In Robinson’s interesting debut, 16 short stories set throughout the South (with detours to Montana, Idaho and California) feature protagonists plucked from Flannery O’Connor central casting. In “Epiphany” (one of the collection’s strongest and funniest), a shady revival-meeting faith healer attempts to cure a man afflicted by explosive “trouble” with his “function.” When his affliction asserts itself in front of the audience only seconds after the laying on of hands, the preacher abruptly loses his congregation. In “Conundrum,” flat characters yield reductive results: Fat-cat employers force a hardworking truck driver to make a nonstop, round-trip run that will guarantee he’ll miss his son’s birthday party, and when his truck has an accident, his employers fire him while swilling martinis at their country club. Fortunately, such missteps happen rarely here. Stories often give quick, almost Cheever-esque vignettes of conflict and loss, from the bittersweet social satire of “Gone Fishin’ ” to the disturbing gothic undertones of “Sanctuary.” Robinson’s style is supple and often eloquent, and he has a natural-born dramatist’s ear for the way people talk.
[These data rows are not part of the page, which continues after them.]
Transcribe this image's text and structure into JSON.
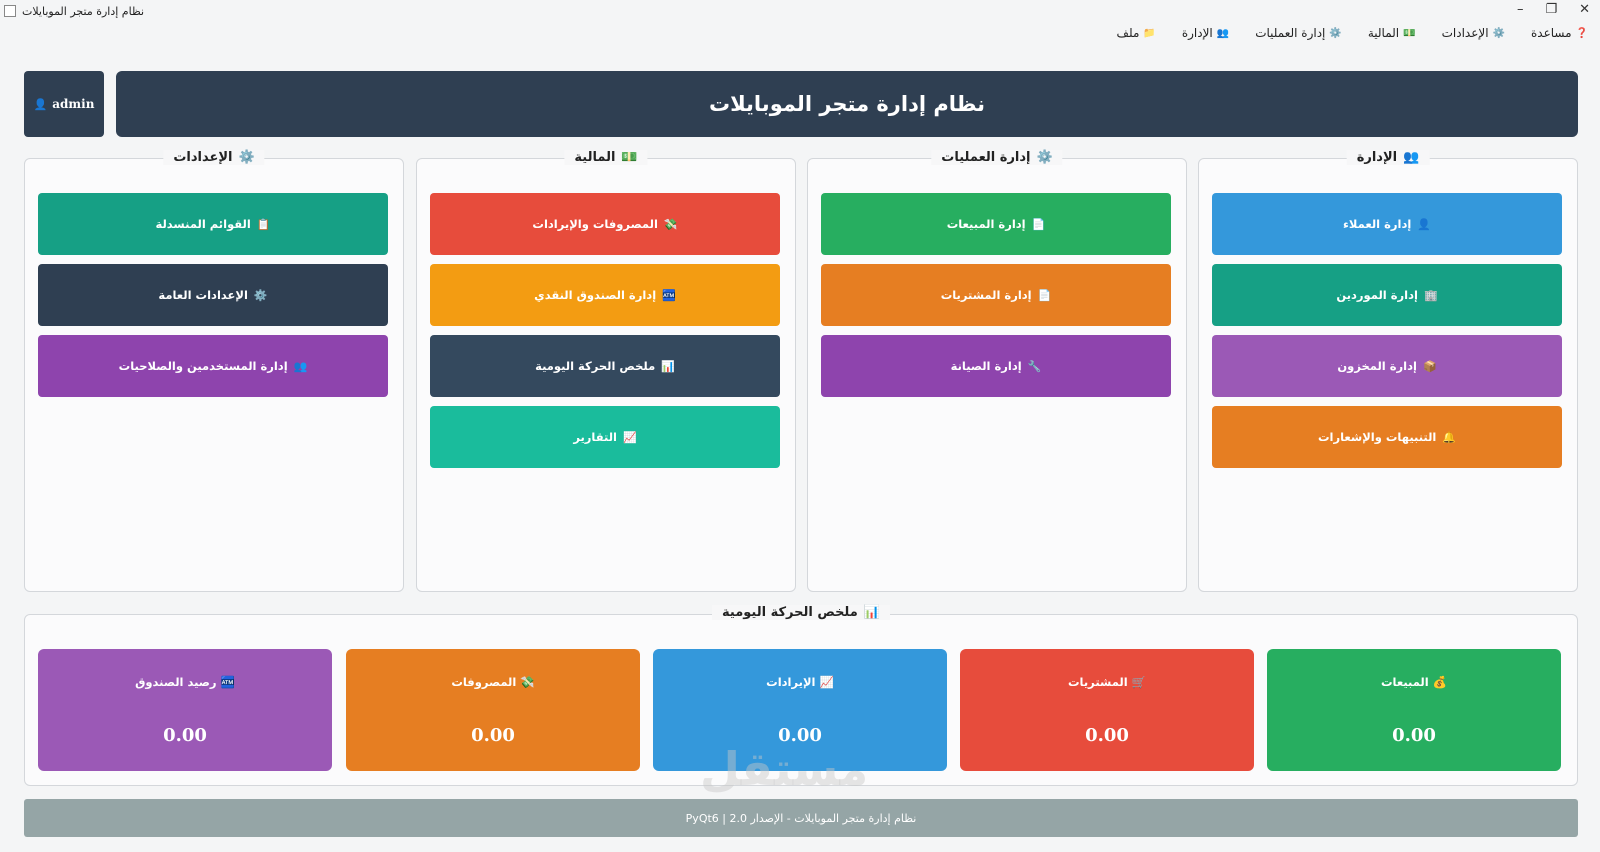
{
  "window": {
    "title": "نظام إدارة متجر الموبايلات",
    "minimize": "–",
    "maximize": "❐",
    "close": "✕"
  },
  "menu": [
    {
      "label": "ملف",
      "icon": "📁"
    },
    {
      "label": "الإدارة",
      "icon": "👥"
    },
    {
      "label": "إدارة العمليات",
      "icon": "⚙️"
    },
    {
      "label": "المالية",
      "icon": "💵"
    },
    {
      "label": "الإعدادات",
      "icon": "⚙️"
    },
    {
      "label": "مساعدة",
      "icon": "❓"
    }
  ],
  "header": {
    "title": "نظام إدارة متجر الموبايلات",
    "user": "admin",
    "user_icon": "👤"
  },
  "groups": {
    "admin": {
      "title": "الإدارة",
      "icon": "👥",
      "buttons": [
        {
          "label": "إدارة العملاء",
          "icon": "👤",
          "color": "#3498db"
        },
        {
          "label": "إدارة الموردين",
          "icon": "🏢",
          "color": "#16a085"
        },
        {
          "label": "إدارة المخزون",
          "icon": "📦",
          "color": "#9b59b6"
        },
        {
          "label": "التنبيهات والإشعارات",
          "icon": "🔔",
          "color": "#e67e22"
        }
      ]
    },
    "operations": {
      "title": "إدارة العمليات",
      "icon": "⚙️",
      "buttons": [
        {
          "label": "إدارة المبيعات",
          "icon": "📄",
          "color": "#27ae60"
        },
        {
          "label": "إدارة المشتريات",
          "icon": "📄",
          "color": "#e67e22"
        },
        {
          "label": "إدارة الصيانة",
          "icon": "🔧",
          "color": "#8e44ad"
        }
      ]
    },
    "finance": {
      "title": "المالية",
      "icon": "💵",
      "buttons": [
        {
          "label": "المصروفات والإيرادات",
          "icon": "💸",
          "color": "#e74c3c"
        },
        {
          "label": "إدارة الصندوق النقدي",
          "icon": "🏧",
          "color": "#f39c12"
        },
        {
          "label": "ملخص الحركة اليومية",
          "icon": "📊",
          "color": "#34495e"
        },
        {
          "label": "التقارير",
          "icon": "📈",
          "color": "#1abc9c"
        }
      ]
    },
    "settings": {
      "title": "الإعدادات",
      "icon": "⚙️",
      "buttons": [
        {
          "label": "القوائم المنسدلة",
          "icon": "📋",
          "color": "#16a085"
        },
        {
          "label": "الإعدادات العامة",
          "icon": "⚙️",
          "color": "#2f3f52"
        },
        {
          "label": "إدارة المستخدمين والصلاحيات",
          "icon": "👥",
          "color": "#8e44ad"
        }
      ]
    }
  },
  "summary": {
    "title": "ملخص الحركة اليومية",
    "icon": "📊",
    "cards": [
      {
        "label": "المبيعات",
        "icon": "💰",
        "value": "0.00",
        "color": "#27ae60"
      },
      {
        "label": "المشتريات",
        "icon": "🛒",
        "value": "0.00",
        "color": "#e74c3c"
      },
      {
        "label": "الإيرادات",
        "icon": "📈",
        "value": "0.00",
        "color": "#3498db"
      },
      {
        "label": "المصروفات",
        "icon": "💸",
        "value": "0.00",
        "color": "#e67e22"
      },
      {
        "label": "رصيد الصندوق",
        "icon": "🏧",
        "value": "0.00",
        "color": "#9b59b6"
      }
    ]
  },
  "footer": {
    "text": "نظام إدارة متجر الموبايلات - الإصدار 2.0 | PyQt6"
  },
  "watermark": "مستقل"
}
The stories range from five to 25 pages and are well-paced, usually ending with some kind of narrative bang. Subtle tone changes enrich the collection; for example, the gritty tension of a story like “The Laws of Thermodynamics” shifts naturally to the stately, elegiac voice of the collection’s final story, “Thawing Ice,” and in almost every story, the rhythms and extremes of the natural world feature prominently. Robinson is a keen observer of human nature too; some of these stories pack real emotional punch.
An enjoyable collection from a new voice.